Can someone help me with this problem please? (Thanks in advance):
The graph of $y=3x$ is tangent to $f(x)=2x^2-ax+b$ at $x=2$. Find the values of $a$ and $b$.
Can someone help me with this problem please? (Thanks in advance):
The graph of $y=3x$ is tangent to $f(x)=2x^2-ax+b$ at $x=2$. Find the values of $a$ and $b$.
If $y=3x$ is tangent to $f(x)$ at $x=2$, then $f(x)$ has slope $3$ at $x=2$. To find the slope, we differentiate $f$ and evaluate at 2 to get $3=f'(2)=8-a$, so $a=5$. To find $b$, we note that if $f$ is tangent to $y=3x$ at $x=2$, then it must pass through $(2,y(2))=(2,6)$. Setting $f(2)=2\cdot 2^2 -5 \cdot 2 + b = 6$, we get $b=8$.
A few hints:
1) Given a curve $f(x)$, how do you compute the slope at a point $P$ on the curve?

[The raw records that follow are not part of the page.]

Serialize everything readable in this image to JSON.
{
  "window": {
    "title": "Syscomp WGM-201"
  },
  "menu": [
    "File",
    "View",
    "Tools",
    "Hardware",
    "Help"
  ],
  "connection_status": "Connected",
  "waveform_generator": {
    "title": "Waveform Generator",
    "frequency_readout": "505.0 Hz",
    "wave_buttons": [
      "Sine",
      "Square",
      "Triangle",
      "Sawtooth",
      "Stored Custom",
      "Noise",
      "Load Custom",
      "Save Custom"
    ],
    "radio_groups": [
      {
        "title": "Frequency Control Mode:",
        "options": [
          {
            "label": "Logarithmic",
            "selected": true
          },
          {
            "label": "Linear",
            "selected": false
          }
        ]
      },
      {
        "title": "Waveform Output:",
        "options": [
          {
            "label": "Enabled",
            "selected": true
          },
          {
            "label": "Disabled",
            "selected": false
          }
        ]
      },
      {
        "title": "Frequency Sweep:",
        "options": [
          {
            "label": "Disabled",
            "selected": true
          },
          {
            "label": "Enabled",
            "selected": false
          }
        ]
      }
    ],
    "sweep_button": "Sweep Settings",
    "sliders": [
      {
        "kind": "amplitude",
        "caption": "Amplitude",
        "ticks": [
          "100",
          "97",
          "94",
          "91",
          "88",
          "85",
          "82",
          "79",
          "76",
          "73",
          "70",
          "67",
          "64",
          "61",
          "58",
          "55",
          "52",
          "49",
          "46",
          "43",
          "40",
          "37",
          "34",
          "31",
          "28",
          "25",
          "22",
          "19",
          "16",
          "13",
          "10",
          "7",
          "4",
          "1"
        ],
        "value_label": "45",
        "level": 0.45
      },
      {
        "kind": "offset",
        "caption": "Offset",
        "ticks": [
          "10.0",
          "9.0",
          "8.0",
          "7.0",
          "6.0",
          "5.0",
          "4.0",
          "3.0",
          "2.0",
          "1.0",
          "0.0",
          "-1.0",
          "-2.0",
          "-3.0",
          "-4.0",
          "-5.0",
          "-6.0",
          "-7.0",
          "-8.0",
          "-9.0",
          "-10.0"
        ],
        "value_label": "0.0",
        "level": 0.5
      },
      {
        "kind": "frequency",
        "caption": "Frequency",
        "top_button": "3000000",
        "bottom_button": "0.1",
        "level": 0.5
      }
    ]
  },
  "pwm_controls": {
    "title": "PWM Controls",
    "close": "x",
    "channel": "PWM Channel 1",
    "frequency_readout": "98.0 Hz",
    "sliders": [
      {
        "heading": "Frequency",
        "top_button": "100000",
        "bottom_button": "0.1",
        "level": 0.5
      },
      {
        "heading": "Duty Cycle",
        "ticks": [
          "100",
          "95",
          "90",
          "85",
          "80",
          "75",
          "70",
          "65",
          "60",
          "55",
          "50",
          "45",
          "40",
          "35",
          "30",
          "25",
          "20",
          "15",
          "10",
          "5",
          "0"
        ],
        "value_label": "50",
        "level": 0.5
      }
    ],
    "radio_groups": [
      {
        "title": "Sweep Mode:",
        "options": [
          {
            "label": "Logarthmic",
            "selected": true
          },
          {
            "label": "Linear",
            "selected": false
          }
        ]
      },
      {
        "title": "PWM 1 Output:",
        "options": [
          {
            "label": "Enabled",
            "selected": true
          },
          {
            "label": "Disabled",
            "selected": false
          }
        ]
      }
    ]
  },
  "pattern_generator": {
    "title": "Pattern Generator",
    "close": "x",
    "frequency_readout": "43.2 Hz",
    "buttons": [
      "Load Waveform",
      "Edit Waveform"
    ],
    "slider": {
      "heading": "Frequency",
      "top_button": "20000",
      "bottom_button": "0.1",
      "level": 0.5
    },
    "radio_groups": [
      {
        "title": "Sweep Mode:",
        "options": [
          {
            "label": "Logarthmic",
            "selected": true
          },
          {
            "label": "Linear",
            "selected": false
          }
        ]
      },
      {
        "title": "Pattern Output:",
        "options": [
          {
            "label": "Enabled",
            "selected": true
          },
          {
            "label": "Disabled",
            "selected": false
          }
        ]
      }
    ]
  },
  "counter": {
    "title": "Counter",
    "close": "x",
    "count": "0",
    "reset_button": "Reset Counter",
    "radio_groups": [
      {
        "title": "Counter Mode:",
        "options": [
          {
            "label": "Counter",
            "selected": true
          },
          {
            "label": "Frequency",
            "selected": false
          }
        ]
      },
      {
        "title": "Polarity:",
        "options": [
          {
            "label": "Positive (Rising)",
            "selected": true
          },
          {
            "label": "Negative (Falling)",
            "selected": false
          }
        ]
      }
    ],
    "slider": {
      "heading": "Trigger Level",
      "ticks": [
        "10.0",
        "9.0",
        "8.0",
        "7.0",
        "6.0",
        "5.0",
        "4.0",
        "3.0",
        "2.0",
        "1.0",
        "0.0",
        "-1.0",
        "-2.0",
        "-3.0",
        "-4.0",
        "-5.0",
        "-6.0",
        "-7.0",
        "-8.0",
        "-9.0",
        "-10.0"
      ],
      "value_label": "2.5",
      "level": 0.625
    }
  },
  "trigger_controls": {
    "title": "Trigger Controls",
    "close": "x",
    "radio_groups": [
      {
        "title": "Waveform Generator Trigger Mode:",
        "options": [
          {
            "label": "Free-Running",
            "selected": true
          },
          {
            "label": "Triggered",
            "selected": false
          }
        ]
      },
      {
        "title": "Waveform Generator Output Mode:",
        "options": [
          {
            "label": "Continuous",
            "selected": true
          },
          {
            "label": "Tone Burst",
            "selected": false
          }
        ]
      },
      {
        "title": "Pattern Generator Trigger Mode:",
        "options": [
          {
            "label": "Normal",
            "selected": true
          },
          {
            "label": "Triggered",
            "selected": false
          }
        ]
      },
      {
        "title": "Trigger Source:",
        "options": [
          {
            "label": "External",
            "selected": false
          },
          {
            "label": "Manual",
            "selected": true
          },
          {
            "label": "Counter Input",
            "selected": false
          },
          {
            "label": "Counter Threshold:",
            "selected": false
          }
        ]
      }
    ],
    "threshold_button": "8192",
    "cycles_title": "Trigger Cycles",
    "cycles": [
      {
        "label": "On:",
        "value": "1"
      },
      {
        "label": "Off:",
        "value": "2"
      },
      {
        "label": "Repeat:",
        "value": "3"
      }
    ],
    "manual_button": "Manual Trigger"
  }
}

If $y = 3x$ is a tangent at P, what is the slope at point P from this information?
2) If the line $y = 3x$ and the curve $y = 2x^2 - ax + b$ meet, they have to meet at exactly one point. So what can you say about the roots of the quadratic equation $3x = 2x^2 - ax + b$?